The great indoors


MEDIUM RARE

Jullie Y. Daza

Break, break, break! Too much already! Did we take one step forward, only to take two steps back? After an unending series of monotonously named lockdowns, it feels like we’re back where we started on March 15, 2020. True, more vaccines but also more deadly variants. Our doctors and nurses, working 16 hours a day at a ratio of one nurse for every 12 patients, overworked and underpaid or not at all, and with more of them quitting, their colleagues will be forced to pick up the slack. Not the way to treat our heroes.

My friend was all ready to tie the knot when the last ECQ forced him and his bride to postpone the wedding.

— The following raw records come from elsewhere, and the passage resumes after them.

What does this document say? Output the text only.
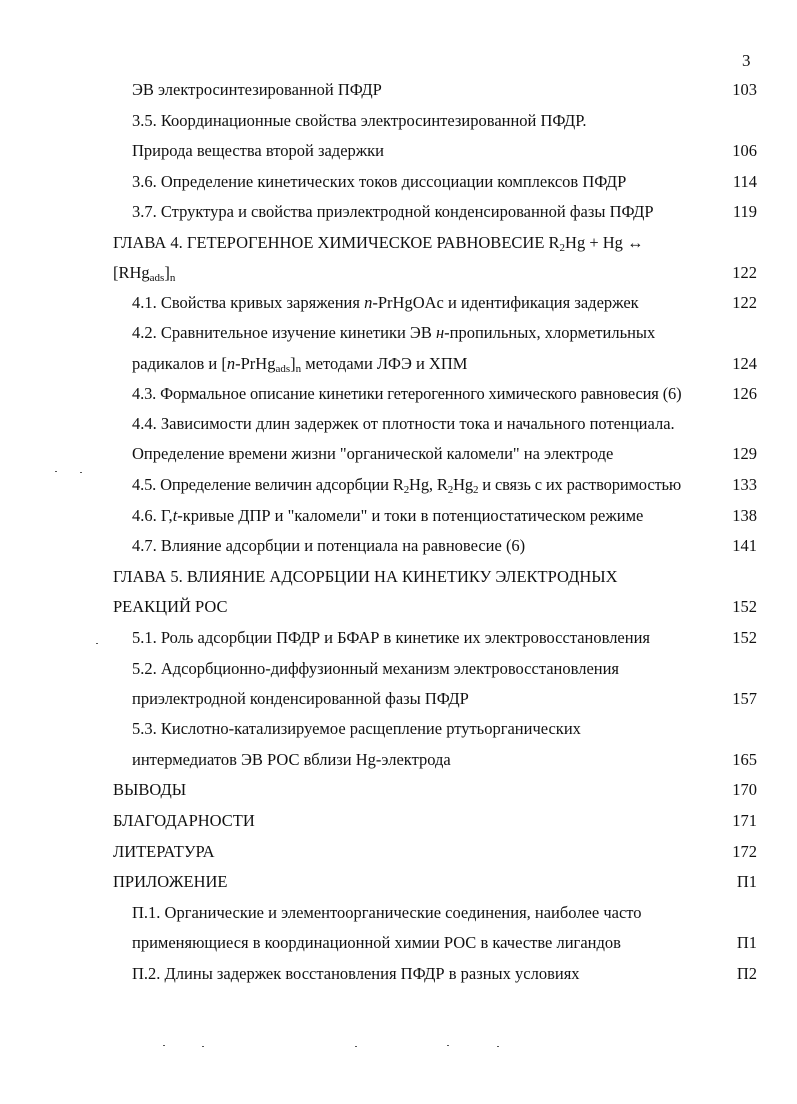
3
ЭВ электросинтезированной ПФДР	103
3.5. Координационные свойства электросинтезированной ПФДР.
Природа вещества второй задержки	106
3.6. Определение кинетических токов диссоциации комплексов ПФДР	114
3.7. Структура и свойства приэлектродной конденсированной фазы ПФДР	119
ГЛАВА 4. ГЕТЕРОГЕННОЕ ХИМИЧЕСКОЕ РАВНОВЕСИЕ $R_2Hg + Hg$ ↔
$[RHg_{ads}]_n$	122
4.1. Свойства кривых заряжения n-PrHgOAc и идентификация задержек	122
4.2. Сравнительное изучение кинетики ЭВ н-пропильных, хлорметильных
радикалов и $[n-PrHg_{ads}]_n$ методами ЛФЭ и ХПМ	124
4.3. Формальное описание кинетики гетерогенного химического равновесия (6)	126
4.4. Зависимости длин задержек от плотности тока и начального потенциала.
Определение времени жизни "органической каломели" на электроде	129
4.5. Определение величин адсорбции $R_2Hg$, $R_2Hg_2$ и связь с их растворимостью	133
4.6. Г,t-кривые ДПР и "каломели" и токи в потенциостатическом режиме	138
4.7. Влияние адсорбции и потенциала на равновесие (6)	141
ГЛАВА 5. ВЛИЯНИЕ АДСОРБЦИИ НА КИНЕТИКУ ЭЛЕКТРОДНЫХ
РЕАКЦИЙ РОС	152
5.1. Роль адсорбции ПФДР и БФАР в кинетике их электровосстановления	152
5.2. Адсорбционно-диффузионный механизм электровосстановления
приэлектродной конденсированной фазы ПФДР	157
5.3. Кислотно-катализируемое расщепление ртутьорганических
интермедиатов ЭВ РОС вблизи Hg-электрода	165
ВЫВОДЫ	170
БЛАГОДАРНОСТИ	171
ЛИТЕРАТУРА	172
ПРИЛОЖЕНИЕ	П1
П.1. Органические и элементоорганические соединения, наиболее часто
применяющиеся в координационной химии РОС в качестве лигандов	П1
П.2. Длины задержек восстановления ПФДР в разных условиях	П2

It was their third postponement, but one greeting from a wellwisher was more than positive, “How come you’re looking younger?” The bridegroom-to-be’s explanation: “I don’t watch the news, it’s all bad anyway.”

No need for everyone to postpone a wedding just to look younger, but we can delay or postpone the bad news coming out of the screen.

What good news is there? Well, the Ghost Month will end on Sept. 6. If government heeds the call of private business to “spare” the last quarter – that is, no “heightened” restrictions on economic activity – millions of workers and entrepreneurs will have something to look forward to, something as wonderful as Christmas.

Without leaving the house, enjoy lower temperatures (and cheaper electricity bills); catch Dr. Samuel Alibrando, naturalist, and his 90-second gems on the sophistication behind nature’s fantastic but functional design structures (DZFE mornings between 10:15 and 10:30); clear the clutter to let the house breathe.

Best of all, join in the spirit of September-to-remember by ordering moon cakes. They have a charm all their own, just look at the art that goes with the tart. They come in pretty boxes, like the red-and gold ones of Hilton Manila, with die-cut, lace-like moon portals. By themselves the ingredients are a feast of red bean paste, lotus seeds, salted egg (representing the “moon”), mixed nuts.

Sept. 21, a full-moon night, is the festival of the harvest moon. A pity that locked-down families  won’t be playing the August Moon dice game, where the supreme prize is a hopia as big as the moon.